また、任天堂が抱えている今後の大きな課題といえば新しいハードをどうするのかということでしょう。ゲーム機のライフサイクルは6年程度といわれていて、大体5〜7年くらいで新しいハードが出てきます。技術的な進歩がありますので、新しいハードでよりリッチなコンテンツを作っていくことが競争力につながります。
例えばWiiUの発売は12年11月で、スイッチは17年3月の発売。ソニーのプレイステーション4は13年11月の発売でプレイステーション5は20年11月の発売です。スイッチも発売から5年が経ちましたから、通常であれば新しいハードが出始める時期でもあります。
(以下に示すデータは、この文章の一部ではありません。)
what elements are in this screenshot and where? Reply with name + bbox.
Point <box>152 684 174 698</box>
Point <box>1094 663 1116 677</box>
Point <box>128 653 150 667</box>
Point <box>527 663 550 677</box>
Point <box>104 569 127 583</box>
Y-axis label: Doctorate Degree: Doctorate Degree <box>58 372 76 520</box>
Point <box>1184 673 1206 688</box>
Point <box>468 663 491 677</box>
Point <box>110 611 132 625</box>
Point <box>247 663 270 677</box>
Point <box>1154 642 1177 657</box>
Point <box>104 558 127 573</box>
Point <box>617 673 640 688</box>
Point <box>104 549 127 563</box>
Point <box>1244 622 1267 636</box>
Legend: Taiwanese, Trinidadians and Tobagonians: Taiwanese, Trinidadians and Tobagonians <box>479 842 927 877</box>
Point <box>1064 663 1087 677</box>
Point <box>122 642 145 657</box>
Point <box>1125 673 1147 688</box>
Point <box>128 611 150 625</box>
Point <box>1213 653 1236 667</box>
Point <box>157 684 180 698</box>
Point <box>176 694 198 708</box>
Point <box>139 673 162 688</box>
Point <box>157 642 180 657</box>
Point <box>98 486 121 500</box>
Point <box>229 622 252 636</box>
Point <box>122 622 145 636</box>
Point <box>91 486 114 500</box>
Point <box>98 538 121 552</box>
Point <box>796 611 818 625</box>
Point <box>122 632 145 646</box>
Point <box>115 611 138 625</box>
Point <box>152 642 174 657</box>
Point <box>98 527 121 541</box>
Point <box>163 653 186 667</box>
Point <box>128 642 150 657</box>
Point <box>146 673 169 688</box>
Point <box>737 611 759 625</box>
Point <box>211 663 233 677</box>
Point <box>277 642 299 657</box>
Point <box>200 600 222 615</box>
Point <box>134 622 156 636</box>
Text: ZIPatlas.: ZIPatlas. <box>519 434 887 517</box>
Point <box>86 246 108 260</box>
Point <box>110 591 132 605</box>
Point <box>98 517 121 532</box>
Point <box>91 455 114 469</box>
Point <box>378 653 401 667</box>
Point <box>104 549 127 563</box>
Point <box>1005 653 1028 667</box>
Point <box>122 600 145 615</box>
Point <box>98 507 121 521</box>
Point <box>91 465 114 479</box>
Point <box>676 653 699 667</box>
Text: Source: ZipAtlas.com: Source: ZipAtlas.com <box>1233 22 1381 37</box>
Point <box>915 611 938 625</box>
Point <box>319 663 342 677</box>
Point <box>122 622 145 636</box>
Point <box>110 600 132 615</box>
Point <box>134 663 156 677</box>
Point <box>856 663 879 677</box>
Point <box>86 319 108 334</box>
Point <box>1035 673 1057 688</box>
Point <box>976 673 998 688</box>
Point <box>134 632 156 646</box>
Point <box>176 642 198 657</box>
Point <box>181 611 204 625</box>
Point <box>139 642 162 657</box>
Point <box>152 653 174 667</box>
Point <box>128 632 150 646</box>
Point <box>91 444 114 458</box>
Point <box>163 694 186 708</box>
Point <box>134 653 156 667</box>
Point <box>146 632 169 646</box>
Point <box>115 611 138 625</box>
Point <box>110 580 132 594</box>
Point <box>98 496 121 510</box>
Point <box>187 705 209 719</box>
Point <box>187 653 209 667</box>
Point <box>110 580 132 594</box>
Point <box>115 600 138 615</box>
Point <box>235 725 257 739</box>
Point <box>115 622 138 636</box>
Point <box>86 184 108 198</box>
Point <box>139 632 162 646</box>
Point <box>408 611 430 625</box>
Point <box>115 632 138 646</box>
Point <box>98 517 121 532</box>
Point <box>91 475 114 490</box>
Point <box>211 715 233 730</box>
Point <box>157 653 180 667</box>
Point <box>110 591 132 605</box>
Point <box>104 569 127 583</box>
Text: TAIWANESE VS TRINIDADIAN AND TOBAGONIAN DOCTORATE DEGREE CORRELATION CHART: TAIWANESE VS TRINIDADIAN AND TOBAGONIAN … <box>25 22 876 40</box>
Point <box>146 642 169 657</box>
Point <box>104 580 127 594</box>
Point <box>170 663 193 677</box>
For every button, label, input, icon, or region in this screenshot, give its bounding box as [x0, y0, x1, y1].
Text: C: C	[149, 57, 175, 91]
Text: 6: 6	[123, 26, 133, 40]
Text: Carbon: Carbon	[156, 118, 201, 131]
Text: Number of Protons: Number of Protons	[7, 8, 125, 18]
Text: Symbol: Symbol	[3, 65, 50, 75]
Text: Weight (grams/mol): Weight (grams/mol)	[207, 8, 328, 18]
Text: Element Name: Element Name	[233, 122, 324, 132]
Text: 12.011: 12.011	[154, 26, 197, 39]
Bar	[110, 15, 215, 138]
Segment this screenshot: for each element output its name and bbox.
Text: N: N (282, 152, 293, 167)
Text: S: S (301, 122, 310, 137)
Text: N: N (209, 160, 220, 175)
【訂正:6月19日 初出でWiiUがWiiと記載されておりました。お詫びし訂正いたします。】
ですがスイッチに関しては、巣ごもりで大きく普及したということもあり、初期の発売から期間が経った、21年、22年3月期の販売量が非常に多くなっています。これは買ったばかりのユーザーが多いということを意味しています。そんな中で新しいハードを出せばマイナスの印象を与えることも考えられますから、新ハードを出すタイミングの判断は難しくなっているでしょう。
さらに、近年のゲーム業界の大きな変化の可能性の1つとして、5Gの浸透に伴いハードのいらないクラウドゲームがあります。これまでは通信速度が遅いのでハード側で処理を行っていましたが、通信が高速になることでクラウドで処理してもスムーズにプレイできるようになるわけです。
となると今後長期で見るとハードが売れなくなっていくような変化も考えられます。そういった面も含めて判断が難しいのではないでしょうか。